Elsewhere > Adding a NOT NULL Column to an Existing Table
Posted 2014-09-30 on viget.com
Despite some exciting advances in the field, like Node, Redis, and Go, a well-structured relational database fronted by a Rails or Sinatra (or Django, etc.) app is still one of the most effective toolsets for building things for the web. In the coming weeks, I’ll be publishing a series of posts about how to be sure that you’re taking advantage of all your RDBMS has to offer.
ASSUMING MY LAST
POST
CONVINCED YOU of the why of marking required fields NOT NULL
, the
next question is how. When creating a brand new table, it’s
straightforward enough:
CREATE TABLE employees (
id integer NOT NULL,
name character varying(255) NOT NULL,
created_at timestamp without time zone,
...
);
When adding a column to an existing table, things get dicier. If there are already rows in the table, what should the database do when confronted with a new column that 1) cannot be null and 2) has no default value? Ideally, the database would allow you to add the column if there is no existing data, and throw an error if there is. As we’ll see, depending on your choice of database platform, this isn’t always the case.
A Naïve Approach
Let’s go ahead and add a required age
column to our employees table,
and let’s assume I’ve laid my case out well enough that you’re going to
require it to be non-null. To add our column, we create a migration like
so:
class AddAgeToEmployees < ActiveRecord::Migration
def change
add_column :employees, :age, :integer, null: false
end
end
The desired behavior on running this migration would be for it to run cleanly if there are no employees in the system, and to fail if there are any. Let’s try it out, first in Postgres, with no employees:
== AddAgeToEmployees: migrating ==============================================
-- add_column(:employees, :age, :integer, {:null=>false})
-> 0.0006s
== AddAgeToEmployees: migrated (0.0007s) =====================================
Bingo. Now, with employees:
== AddAgeToEmployees: migrating ==============================================
-- add_column(:employees, :age, :integer, {:null=>false})
rake aborted!
StandardError: An error has occurred, this and all later migrations canceled:
PG::NotNullViolation: ERROR: column "age" contains null values
Exactly as we’d expect.
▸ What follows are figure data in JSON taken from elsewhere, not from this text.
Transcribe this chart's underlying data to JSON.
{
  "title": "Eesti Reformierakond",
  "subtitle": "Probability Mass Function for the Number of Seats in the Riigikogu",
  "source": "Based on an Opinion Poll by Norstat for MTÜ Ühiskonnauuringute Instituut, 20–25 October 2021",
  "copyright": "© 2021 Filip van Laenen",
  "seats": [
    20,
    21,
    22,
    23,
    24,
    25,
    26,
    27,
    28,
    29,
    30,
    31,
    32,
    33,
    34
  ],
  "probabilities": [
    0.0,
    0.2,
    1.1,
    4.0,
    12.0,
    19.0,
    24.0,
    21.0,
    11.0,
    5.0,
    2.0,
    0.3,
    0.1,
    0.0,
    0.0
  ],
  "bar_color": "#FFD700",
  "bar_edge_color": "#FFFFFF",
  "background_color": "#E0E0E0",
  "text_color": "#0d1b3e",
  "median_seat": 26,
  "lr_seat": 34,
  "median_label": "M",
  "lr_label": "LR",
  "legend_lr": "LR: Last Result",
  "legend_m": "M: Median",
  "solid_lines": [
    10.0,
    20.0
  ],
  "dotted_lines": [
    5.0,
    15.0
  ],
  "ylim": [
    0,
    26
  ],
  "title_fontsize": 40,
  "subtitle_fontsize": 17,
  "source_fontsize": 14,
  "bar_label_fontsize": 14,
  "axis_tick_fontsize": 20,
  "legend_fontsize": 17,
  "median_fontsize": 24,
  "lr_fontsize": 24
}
Now let’s try SQLite, without data:
== AddAgeToEmployees: migrating ==============================================
-- add_column(:employees, :age, :integer, {:null=>false})
rake aborted!
StandardError: An error has occurred, this and all later migrations canceled:
SQLite3::SQLException: Cannot add a NOT NULL column with default value NULL: ALTER TABLE "employees" ADD "age" integer NOT NULL
Regardless of whether or not there are existing rows in the table,
SQLite won’t let you add NOT NULL
columns without default values.
Super strange. More information on this … quirk … is available on
this StackOverflow
thread.
Finally, our old friend MySQL. Without data:
== AddAgeToEmployees: migrating ==============================================
-- add_column(:employees, :age, :integer, {:null=>false})
-> 0.0217s
== AddAgeToEmployees: migrated (0.0217s) =====================================
Looks good. Now, with data:
== AddAgeToEmployees: migrating ==============================================
-- add_column(:employees, :age, :integer, {:null=>false})
-> 0.0190s
== AddAgeToEmployees: migrated (0.0191s) =====================================
It … worked? Can you guess what our existing user’s age is?
> be rails runner "p Employee.first"
#<Employee id: 1, name: "David", created_at: "2014-07-09 00:41:08", updated_at: "2014-07-09 00:41:08", age: 0>
Zero. Turns out that MySQL has a concept of an implicit default, which is used to populate existing rows when a default is not supplied. Neat, but exactly the opposite of what we want in this instance.
A Better Approach
What’s the solution to this problem? Should we just always use Postgres?
But if that’s not an option (say your client’s support contract only
covers MySQL), there’s still a way to write your migrations such that
Postgres, SQLite, and MySQL all behave in the same correct way when
adding NOT NULL
columns to existing tables: add the column first, then
add the constraint. Your migration would become:
class AddAgeToEmployees < ActiveRecord::Migration
def up
add_column :employees, :age, :integer
change_column_null :employees, :age, false
end
def down
remove_column :employees, :age, :integer
end
end
Postgres behaves exactly the same as before. SQLite, on the other hand, shows remarkable improvement. Without data:
== AddAgeToEmployees: migrating ==============================================
-- add_column(:employees, :age, :integer)
-> 0.0024s
-- change_column_null(:employees, :age, false)
-> 0.0032s
== AddAgeToEmployees: migrated (0.0057s) =====================================
Success – the new column is added with the null constraint. And with data:
== AddAgeToEmployees: migrating ==============================================
-- add_column(:employees, :age, :integer)
-> 0.0024s
-- change_column_null(:employees, :age, false)
rake aborted!
StandardError: An error has occurred, this and all later migrations canceled:
SQLite3::ConstraintException: employees.age may not be NULL
Perfect! And how about MySQL? Without data:
== AddAgeToEmployees: migrating ==============================================
-- add_column(:employees, :age, :integer)
-> 0.0145s
-- change_column_null(:employees, :age, false)
-> 0.0176s
== AddAgeToEmployees: migrated (0.0323s) =====================================
And with:
== AddAgeToEmployees: migrating ==============================================
-- add_column(:employees, :age, :integer)
-> 0.0142s
-- change_column_null(:employees, :age, false)
rake aborted!
StandardError: An error has occurred, all later migrations canceled:
Mysql2::Error: Invalid use of NULL value: ALTER TABLE `employees` CHANGE `age` `age` int(11) NOT NULL
BOOM. Flawless victory.
To summarize: never use add_column
with null: false
. Instead, add
the column and then use change_column_null
to set the constraint for
correct behavior regardless of database platform. In a follow-up post,
I’ll focus on what to do when you don’t want to simply error out if
there is existing data, but rather migrate it into a good state before
setting NOT NULL
.